As green building practices continue to influence builders and contractors, many commercial buildings are now striving for LEED certification in order to designate a project’s sustainability. Residential certification is growing more slowly, however, as homeowners try to determine if the cost is a worthwhile investment.
Most of the cost of LEED certification, which can run several thousands of dollars, comes from the requirement that homes are examined by a third-party inspector.
Before deciding whether to pony up the cash for such an inspection, it’s up to an individual homeowner to determine what –if any — benefits will result from LEED certification. In a story published on ProudGreenHome.com, John Johnson writes that early research indicates that green certified homes may resell faster than those without.
You may also want to check with your home’s mortgage and insurance companies, two entities that might offer additional benefits with appropriate certification.

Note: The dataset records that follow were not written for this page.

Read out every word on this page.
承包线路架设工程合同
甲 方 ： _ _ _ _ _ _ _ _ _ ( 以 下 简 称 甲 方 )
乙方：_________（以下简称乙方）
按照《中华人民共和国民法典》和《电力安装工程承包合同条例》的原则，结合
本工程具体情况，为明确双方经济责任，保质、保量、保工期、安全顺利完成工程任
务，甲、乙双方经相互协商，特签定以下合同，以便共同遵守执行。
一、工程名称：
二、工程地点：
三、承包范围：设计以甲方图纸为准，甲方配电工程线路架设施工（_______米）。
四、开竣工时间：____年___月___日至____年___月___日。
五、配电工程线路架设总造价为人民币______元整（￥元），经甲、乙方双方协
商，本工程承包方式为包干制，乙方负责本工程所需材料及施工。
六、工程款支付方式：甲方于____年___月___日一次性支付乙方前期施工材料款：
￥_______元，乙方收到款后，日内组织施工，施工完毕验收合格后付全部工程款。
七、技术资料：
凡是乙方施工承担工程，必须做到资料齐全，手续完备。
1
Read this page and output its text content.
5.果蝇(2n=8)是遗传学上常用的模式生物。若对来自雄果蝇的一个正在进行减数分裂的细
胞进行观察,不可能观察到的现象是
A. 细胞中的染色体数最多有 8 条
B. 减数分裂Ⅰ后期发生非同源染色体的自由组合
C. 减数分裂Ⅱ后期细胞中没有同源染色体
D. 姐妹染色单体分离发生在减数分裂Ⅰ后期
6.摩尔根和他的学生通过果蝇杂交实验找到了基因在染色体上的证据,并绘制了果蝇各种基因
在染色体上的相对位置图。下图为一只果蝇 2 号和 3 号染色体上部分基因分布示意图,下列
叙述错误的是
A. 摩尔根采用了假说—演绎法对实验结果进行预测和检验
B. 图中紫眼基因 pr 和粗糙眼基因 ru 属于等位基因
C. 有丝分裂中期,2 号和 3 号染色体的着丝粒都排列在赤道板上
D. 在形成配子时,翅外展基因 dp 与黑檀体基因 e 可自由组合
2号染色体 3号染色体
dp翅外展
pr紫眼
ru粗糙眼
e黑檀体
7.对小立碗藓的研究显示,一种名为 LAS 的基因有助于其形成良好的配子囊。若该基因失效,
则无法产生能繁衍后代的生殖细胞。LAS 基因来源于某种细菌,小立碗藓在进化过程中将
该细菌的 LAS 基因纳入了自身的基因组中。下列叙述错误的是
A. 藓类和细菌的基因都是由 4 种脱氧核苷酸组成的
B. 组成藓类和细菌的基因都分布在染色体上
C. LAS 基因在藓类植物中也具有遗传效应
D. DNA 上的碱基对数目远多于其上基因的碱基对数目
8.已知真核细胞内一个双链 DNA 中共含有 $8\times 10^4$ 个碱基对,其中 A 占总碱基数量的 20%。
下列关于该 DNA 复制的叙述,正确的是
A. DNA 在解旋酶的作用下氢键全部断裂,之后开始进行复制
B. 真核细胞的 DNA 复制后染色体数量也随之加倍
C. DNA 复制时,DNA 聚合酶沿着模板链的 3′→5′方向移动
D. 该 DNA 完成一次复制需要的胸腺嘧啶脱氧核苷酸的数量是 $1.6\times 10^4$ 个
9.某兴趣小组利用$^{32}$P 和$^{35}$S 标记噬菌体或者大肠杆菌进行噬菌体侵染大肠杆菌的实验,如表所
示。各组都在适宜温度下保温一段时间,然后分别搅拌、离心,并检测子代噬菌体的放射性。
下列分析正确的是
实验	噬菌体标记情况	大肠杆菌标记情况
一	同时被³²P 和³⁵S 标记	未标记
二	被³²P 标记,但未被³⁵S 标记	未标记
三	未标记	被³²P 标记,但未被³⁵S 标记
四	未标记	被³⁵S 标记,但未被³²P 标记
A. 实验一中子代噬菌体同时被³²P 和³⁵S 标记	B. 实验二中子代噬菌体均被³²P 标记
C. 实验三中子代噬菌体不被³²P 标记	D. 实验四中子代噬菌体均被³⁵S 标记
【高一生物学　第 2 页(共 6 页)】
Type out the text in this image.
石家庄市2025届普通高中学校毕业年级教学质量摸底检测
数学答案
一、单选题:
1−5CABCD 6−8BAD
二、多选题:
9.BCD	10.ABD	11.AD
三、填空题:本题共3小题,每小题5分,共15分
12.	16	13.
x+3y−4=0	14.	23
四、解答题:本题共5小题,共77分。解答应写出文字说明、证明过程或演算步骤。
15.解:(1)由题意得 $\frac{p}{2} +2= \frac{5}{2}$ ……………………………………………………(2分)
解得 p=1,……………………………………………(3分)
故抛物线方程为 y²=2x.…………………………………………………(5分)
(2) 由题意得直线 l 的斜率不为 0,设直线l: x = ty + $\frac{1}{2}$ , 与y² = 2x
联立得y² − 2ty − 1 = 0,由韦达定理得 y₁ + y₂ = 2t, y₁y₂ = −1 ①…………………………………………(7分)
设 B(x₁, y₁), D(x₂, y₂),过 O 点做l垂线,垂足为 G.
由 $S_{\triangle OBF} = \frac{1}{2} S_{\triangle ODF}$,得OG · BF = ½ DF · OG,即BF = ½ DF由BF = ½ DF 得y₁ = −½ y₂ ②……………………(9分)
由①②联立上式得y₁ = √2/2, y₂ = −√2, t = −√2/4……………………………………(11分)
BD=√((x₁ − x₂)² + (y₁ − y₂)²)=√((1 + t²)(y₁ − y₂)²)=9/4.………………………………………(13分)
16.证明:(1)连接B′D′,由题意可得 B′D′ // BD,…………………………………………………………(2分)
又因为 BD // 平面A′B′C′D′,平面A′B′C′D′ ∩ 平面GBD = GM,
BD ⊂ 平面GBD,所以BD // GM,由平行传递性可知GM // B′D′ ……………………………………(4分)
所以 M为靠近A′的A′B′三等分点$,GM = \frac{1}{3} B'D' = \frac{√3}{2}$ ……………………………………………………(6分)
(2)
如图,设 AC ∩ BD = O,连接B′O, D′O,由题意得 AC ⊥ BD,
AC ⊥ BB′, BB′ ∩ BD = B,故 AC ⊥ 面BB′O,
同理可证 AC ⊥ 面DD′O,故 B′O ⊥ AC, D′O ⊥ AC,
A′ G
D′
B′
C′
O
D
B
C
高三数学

If the price of LEED certification is a bit steep for your budget, Johnson recommends searching for a local or regional program that can provide similar certification at a fraction of the cost. He cites the Austin Energy Residential Green Building Program as an example, which he reports “certified more than 700 Texas homes last year.”
Of course, you may get satisfaction out of simply knowing that your newly constructed or renovated home incorporated green building materials and practices, or is an example of how to reuse materials in a clever way to create a more sustainable structure.
Would you consider getting your home LEED-certified? Or is it enough that you incorporate green practices in your everyday life?